19. Juli 2008
Martin Wagenstein: Es ist ein Vergehen an jungen Menschen, ihnen etwas beibringen zu wollen, was sie unmöglich verstehen können
Im Zusammenhang mit meinem Gedankenexperiment Was würde am Strand passieren? verweise ich auf Aussagen aus einem Artikel in HEISE-Online vom 12.02.08:
Der Lehrer und Didaktiker Martin Wagenschein veröffentlichte 1975 seinen unter Experten bekannten Aufruf „Rettet die Phänomene!„. Darin forderte er, in den Naturwissenschaften nicht nur abstraktes Wissen zu vermitteln, sondern Schülern durch die aktive Untersuchung ihnen selbst zugänglicher Phänomene zu ermöglichen, wissenschaftliche Methodiken zu erlernen. Dabei ging es ihm nicht darum, praktische Anwendungen zu vermitteln, sondern die Schüler sollten, so wie die ersten Wissenschaftler auch, von ihnen selbst beobachtbaren Phänomenen ausgehen und im Verlaufe von Untersuchungen dazugehörige theoretische Begriffe und Erklärungsmöglichkeiten entwickeln. Als Beispiel nannte er eine Gruppe von Schülern, die untersucht, wie Schatten entstehen. Die von den Schülern zu entwickelnden Hypothesen und Theorien sind immer abstrahierend. Im Gegensatz zum einfachen Vorsetzen von Theorien forderte Wagenschein jedoch, dass die Kinder den Abstraktionsprozess selbst lernen sollten. Er war in diesem Punkt kompromisslos und meinte, was Schülern phänomenologisch nicht zugänglich sei, solle in der Schule auch nicht gelehrt werden.

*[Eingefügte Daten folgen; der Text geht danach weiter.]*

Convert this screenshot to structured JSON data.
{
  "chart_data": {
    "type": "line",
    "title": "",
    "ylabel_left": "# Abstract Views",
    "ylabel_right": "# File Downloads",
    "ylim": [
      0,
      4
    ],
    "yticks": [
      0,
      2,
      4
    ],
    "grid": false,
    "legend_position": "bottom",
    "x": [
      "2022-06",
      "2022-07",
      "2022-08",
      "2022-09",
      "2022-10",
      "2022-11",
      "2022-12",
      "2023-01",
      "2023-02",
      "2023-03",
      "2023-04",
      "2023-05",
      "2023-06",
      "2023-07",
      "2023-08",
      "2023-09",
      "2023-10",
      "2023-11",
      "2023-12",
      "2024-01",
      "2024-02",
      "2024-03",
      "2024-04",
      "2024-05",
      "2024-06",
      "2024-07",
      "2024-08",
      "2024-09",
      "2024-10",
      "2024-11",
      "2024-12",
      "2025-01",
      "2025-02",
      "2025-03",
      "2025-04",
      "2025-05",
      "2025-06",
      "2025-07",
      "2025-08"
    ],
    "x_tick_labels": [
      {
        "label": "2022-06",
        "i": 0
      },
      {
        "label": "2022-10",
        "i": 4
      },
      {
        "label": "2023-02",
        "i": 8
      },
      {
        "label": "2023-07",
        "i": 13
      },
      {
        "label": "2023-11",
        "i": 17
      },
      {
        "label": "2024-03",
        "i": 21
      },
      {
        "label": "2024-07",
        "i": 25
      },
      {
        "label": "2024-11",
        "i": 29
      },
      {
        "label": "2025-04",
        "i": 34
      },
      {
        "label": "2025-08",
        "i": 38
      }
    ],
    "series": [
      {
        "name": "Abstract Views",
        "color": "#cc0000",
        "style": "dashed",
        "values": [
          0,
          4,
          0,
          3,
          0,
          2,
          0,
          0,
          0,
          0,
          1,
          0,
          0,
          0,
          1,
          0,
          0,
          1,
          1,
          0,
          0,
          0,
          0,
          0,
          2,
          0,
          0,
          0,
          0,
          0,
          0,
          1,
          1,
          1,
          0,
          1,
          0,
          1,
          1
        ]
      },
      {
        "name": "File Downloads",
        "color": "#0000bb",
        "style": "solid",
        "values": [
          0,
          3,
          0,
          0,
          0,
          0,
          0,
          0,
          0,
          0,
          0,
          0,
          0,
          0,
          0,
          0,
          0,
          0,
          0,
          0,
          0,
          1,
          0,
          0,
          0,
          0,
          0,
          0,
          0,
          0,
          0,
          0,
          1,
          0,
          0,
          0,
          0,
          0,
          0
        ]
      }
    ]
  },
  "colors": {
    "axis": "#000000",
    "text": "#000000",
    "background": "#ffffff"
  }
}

Ganz besonders war ihm die Atomphysik ein Dorn im Auge: „Ich glaube nicht, dass es gut ist, in der Mittelschule viel von Atomphysik und Elektronen zu reden. Jede anschaulich räumliche Vorstellung dieser Gebilde ist ganz einfach falsch.“
Wagenscheins Ansatz lässt sich leicht von der Physik auf die Mathematik übertragen. Auch mathematische Methoden lassen sich erlernen, indem die Schüler von ihnen unmittelbar zugänglichen Fragestellungen ausgehen.
Oberflächlich betrachtet wird Wagenschein somit zum frühen Protagonisten einer praktischen Mathematik- und Physikdidaktik „zum Anfassen„. Zu seiner Zeit waren seine Appelle jedoch weitgehend wirkungslos, zumindest was die deutsche Schulpraxis angeht. Wer jedoch glaubt, die gegenwärtige Orientierung der Nach-PISA-Zeit auf praktische Anwendungsmöglichkeiten wäre eine späte Rehabilitierung Wagenscheins, der irrt gewaltig.
(Christian Gapp)
Es ist ein Vergehen an jungen Menschen, ihnen etwas beibringen zu wollen, was sie unmöglich verstehen können, oder, um es verständlich zu machen, es falsch darzustellen.